SZOK! Przez calutkie życie byłam absolutnie PEWNA, że to całkowicie NATURALNE, normalne i powszechne! Tymczasem statystyki dowodzą, że synestezja występuje zaledwie u jednej na dwadzieścia tysięcy osób! Nie do końca znamy jej podłoże, pewna teoria mówi o dodatkowym połączeniu w mózgu, umożliwiającym współpracę normalnie się ze sobą nie stykających obszarów; inna temu przeczy, głosząc, iż pomieszanie zmysłów wynika z zachwiania równowagi między hamowaniem i wyciszaniem impulsów docierających do mózgu. Jak by jednak tego nie tłumaczyć - jest to zjawisko niezwykłe, chociaż gdy się tego nie wie, wydaje się całkowicie zwyczajne ;)

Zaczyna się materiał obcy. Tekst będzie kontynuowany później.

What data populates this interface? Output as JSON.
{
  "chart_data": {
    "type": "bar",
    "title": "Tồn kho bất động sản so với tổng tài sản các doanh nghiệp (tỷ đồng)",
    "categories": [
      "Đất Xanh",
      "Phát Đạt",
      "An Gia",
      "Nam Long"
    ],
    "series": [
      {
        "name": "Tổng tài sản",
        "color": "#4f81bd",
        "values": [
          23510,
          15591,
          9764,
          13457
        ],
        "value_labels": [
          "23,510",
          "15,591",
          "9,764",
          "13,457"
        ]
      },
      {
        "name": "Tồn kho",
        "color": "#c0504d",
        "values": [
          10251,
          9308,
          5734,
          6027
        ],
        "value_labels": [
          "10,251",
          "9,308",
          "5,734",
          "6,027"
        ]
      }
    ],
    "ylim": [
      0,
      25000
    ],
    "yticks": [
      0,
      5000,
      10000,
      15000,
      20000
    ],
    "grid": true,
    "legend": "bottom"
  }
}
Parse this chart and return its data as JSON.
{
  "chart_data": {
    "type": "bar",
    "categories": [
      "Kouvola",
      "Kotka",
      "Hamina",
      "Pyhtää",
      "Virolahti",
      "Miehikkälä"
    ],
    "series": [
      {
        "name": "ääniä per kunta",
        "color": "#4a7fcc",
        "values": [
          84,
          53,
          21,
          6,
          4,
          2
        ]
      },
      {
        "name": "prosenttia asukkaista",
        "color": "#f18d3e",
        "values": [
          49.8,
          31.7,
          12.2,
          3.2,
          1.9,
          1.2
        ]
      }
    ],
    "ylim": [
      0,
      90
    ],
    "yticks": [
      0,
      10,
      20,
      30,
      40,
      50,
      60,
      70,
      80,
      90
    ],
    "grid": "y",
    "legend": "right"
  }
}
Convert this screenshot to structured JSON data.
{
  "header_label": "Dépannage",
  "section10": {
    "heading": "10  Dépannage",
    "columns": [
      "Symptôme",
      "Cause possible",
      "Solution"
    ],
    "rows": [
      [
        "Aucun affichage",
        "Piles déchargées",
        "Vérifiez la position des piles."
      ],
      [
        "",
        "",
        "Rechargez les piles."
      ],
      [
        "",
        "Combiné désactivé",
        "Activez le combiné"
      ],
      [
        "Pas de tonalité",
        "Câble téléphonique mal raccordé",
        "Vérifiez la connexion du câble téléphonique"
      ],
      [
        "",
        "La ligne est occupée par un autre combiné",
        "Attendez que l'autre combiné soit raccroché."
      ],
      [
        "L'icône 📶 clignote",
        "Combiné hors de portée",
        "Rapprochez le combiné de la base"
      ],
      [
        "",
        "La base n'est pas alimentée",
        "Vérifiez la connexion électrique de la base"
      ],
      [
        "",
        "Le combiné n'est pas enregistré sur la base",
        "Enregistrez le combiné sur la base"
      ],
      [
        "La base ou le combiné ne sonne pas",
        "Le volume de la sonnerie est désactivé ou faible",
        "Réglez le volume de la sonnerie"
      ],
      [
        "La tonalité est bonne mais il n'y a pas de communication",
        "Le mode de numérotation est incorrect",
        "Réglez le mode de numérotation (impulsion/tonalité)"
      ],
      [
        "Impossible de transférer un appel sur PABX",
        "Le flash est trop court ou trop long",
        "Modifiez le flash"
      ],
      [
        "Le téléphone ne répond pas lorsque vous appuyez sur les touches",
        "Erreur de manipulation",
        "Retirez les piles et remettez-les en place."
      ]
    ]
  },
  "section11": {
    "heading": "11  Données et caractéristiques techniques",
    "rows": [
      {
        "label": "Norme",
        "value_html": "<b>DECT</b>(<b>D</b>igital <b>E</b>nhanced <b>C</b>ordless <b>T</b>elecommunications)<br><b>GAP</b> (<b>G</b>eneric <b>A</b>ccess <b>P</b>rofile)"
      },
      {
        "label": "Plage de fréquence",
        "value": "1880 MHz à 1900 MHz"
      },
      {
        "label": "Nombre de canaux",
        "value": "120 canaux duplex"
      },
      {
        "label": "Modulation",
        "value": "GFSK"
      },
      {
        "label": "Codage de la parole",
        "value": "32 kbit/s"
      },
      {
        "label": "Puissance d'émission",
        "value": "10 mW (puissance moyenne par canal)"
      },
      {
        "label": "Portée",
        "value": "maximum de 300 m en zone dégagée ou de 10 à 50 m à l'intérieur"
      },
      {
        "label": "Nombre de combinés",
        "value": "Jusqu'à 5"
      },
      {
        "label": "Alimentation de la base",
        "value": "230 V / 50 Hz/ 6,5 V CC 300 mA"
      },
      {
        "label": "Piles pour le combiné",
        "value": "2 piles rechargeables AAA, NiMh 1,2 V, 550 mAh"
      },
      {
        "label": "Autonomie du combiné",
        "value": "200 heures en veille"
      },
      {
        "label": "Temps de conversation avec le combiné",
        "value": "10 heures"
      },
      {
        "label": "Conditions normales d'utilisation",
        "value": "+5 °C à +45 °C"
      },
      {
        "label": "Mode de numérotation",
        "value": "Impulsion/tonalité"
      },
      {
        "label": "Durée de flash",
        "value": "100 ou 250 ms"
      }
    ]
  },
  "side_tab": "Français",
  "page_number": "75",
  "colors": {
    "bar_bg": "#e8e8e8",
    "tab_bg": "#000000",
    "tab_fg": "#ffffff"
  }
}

Wyobrażając sobie litery alfabetu, każdą z nich widzę zawsze w konkretnym kolorze, bowiem raz przypisane przez mózg kolory pozostają takie same na całe życie. Podobnie jest z cyframi, a słowa, które zaczynają się na konkretną literę, zwykle również przejmują jej kolor, aczkolwiek czasem środkowe literki mieszają całość, wtedy trudniej mi określić, jaki co ma dokładnie kolor, chociaż go widzę. Nie kończy się też na podstawowej palecie barw, odcieni płodzę mnóstwo. Moje imię jest srebrne, choć to wyjątek, gdyż litera "A" jawi mi się jako... hm, no czerwona! Rany, może wszystko w życiu, nawet mój nick, ma swoje, poza prozaicznym, także i bardziej specyficzne, psychologiczne wyjaśnienie? :D
Podobno przypadłość ta może być dziedziczna. Moi rodzice jednak, gdy spytałam, czy widzą kolory liter, przyłożyli mi rękę do czoła, sprawdzając stopień zaawansowania gorączki, wnioskuję zatem, iż prędzej mam to po dziadkach ;)
Aha! Ludzi dotkniętych synestezją często charakteryzuje talent artystyczny.